If you're a deal seeker? Maybe not. Instead, let me give you some tips on how to find some killer deals.

First, let's talk about the foundation of our build. Even though I know Intel and Nvidia fanboys will come after me like an angry mob, I am going to recommend a full AMD build. These days, with the resounding success of AMD's 7nm Zen 2 architecture, there just isn't much reason to spend more money on an Intel CPU with fewer cores (at the same price point). Plus, Intel seems to enjoy making its customers buy new motherboards all the time, leaving me sad and confused. What "lake" are we on?

You might be thinking, Okay bro, but what's your justification for not using Nvidia? It is true that Nvidia GPUs will give you higher performance per watt than AMD, and a lot of random stuff is optimized for Nvidia GPUs, like Yuzu, the Nintendo Switch emulator.
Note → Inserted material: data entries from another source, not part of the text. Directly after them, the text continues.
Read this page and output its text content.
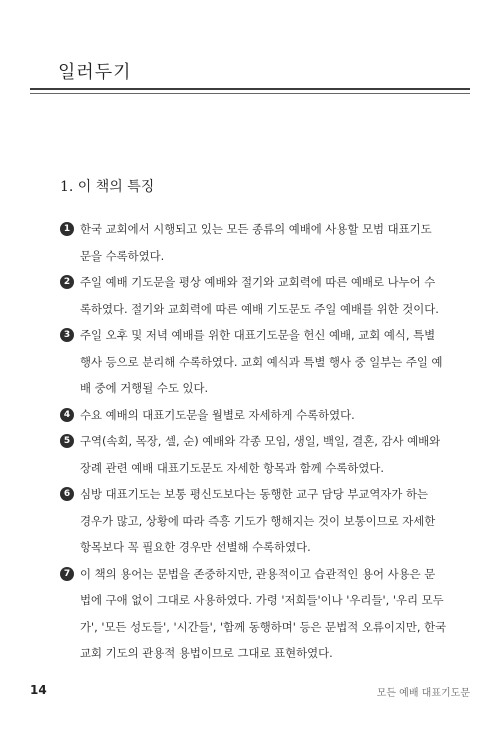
일러두기
1. 이 책의 특징
1 한국 교회에서 시행되고 있는 모든 종류의 예배에 사용할 모범 대표기도
문을 수록하였다.
2 주일 예배 기도문을 평상 예배와 절기와 교회력에 따른 예배로 나누어 수
록하였다. 절기와 교회력에 따른 예배 기도문도 주일 예배를 위한 것이다.
3 주일 오후 및 저녁 예배를 위한 대표기도문을 헌신 예배, 교회 예식, 특별
행사 등으로 분리해 수록하였다. 교회 예식과 특별 행사 중 일부는 주일 예
배 중에 거행될 수도 있다.
4 수요 예배의 대표기도문을 월별로 자세하게 수록하였다.
5 구역(속회, 목장, 셀, 순) 예배와 각종 모임, 생일, 백일, 결혼, 감사 예배와
장례 관련 예배 대표기도문도 자세한 항목과 함께 수록하였다.
6 심방 대표기도는 보통 평신도보다는 동행한 교구 담당 부교역자가 하는
경우가 많고, 상황에 따라 즉흥 기도가 행해지는 것이 보통이므로 자세한
항목보다 꼭 필요한 경우만 선별해 수록하였다.
7 이 책의 용어는 문법을 존중하지만, 관용적이고 습관적인 용어 사용은 문
법에 구애 없이 그대로 사용하였다. 가령 '저희들'이나 '우리들', '우리 모두
가', '모든 성도들', '시간들', '함께 동행하며' 등은 문법적 오류이지만, 한국
교회 기도의 관용적 용법이므로 그대로 표현하였다.
14	모든 예배 대표기도문
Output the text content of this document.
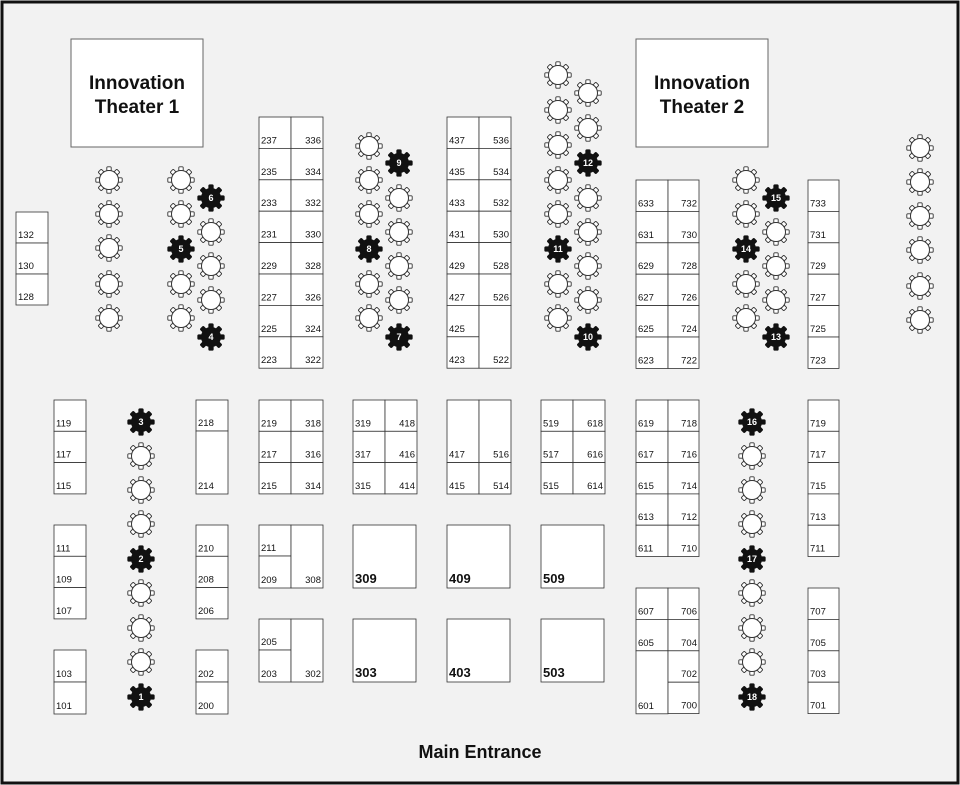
Innovation
Theater 1
Innovation
Theater 2
132
130
128
119
117
115
111
109
107
103
101
218
214
210
208
206
202
200
237
235
233
231
229
227
225
223
336
334
332
330
328
326
324
322
219
217
215
318
316
314
211
209	308
205
203	302
319
317
315
418
416
414
309
303
437
435
433
431
429
427
425
423
536
534
532
530
528
526
522
417
415
516
514
409
403
519
517
515
618
616
614
509
503
633
631
629
627
625
623
732
730
728
726
724
722
619
617
615
613
611
718
716
714
712
710
607
605
601
706
704
702
700
733
731
729
727
725
723
719
717
715
713
711
707
705
703
701
1
2
3
4
5
6
7
8
9
10
11
12
13
14
15
16
17
18
Main Entrance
But here's my counterargument: All current and next-gen game consoles (except the Switch) use what is essentially a souped-up AMD APU. Current Xbox One and PS4 consoles use the same Polaris GPU architecture as the aforementioned RX580. So, since we're talking about two console ports (Death Stranding and Horizon Zero Dawn) and a multi-platform title (Cyberpunk 2077), to me it makes sense to choose a GPU that these development teams have already optimized for, given their console releases.

The build

Anyway, with that out of the way, here's what I recommend you buy right now if you're trying to get ready for these hot fall releases:

I put together a sample build on PCPartPicker that you can check out here (with a few parts substitutions for what's in stock as of this writing). Yes, it comes out to a somewhat pricey $850, but there are ways to find good deals where they matter. The best way I've found is to visit /r/buildapcsales which, as the name suggests, is a subreddit dedicated to PC hardware sales and discounts, and using /u/BapcsBot to get notifications of new sales. I would do this for GPU and power supply (PSU) deals because the prices of both have inflated since the coronavirus pandemic locked up manufacturing supply chains. Using this bot will save you money and let you know when the stuff you need is in stock.

If you really need to cut costs, though, I would feel comfortable with an RX580. At the time of this writing, you can get an 8GB model for around $169, which is a pretty killer deal if you ask me. I have several of these cards (as well as some Radeon VIIs, Nvidia 1080s, and 1070s) and with a little bit of overclocking they can still manage high framerates in modern games like Control. You won't get all of the eye candy with an RX580, and you won't be playing these games in 4K, but for people like me who are fresh console converts, it'll still be a step up from what you can get on the PS4 Pro. Do not cheap on the PSU, though. Have you ever seen a PC eject sparks out of its ass? I have. Learn from my mistakes.

If you're willing to spend more money and future-proof your machine, you will probably want to wait to see what AMD and Nvidia's new graphics card offerings look like later this year, if even just to confirm that you want to buy something a little older, like a 5700 XT or an RTX 2060 KO. We're also waiting to see what AMD is cooking up with ray tracing; something that Nvidia is doing now with its RTX cards, and that we've seen demoed on the PS5, but won't make an appearance on the PC until AMD releases its Big Navi cards at the end of this year.

The games we're talking about here — Death Stranding, Horizon Zero Dawn, and Cyberpunk 2077 — these are absolutely my kinds of games. I love single-player narrative games. I watched a 40-hour playthrough of Death Stranding, saw its insane plot, and still can't wait to play it. In the meantime, keep your eyes on the deals subreddits, and I'll see you on the Chiral Network.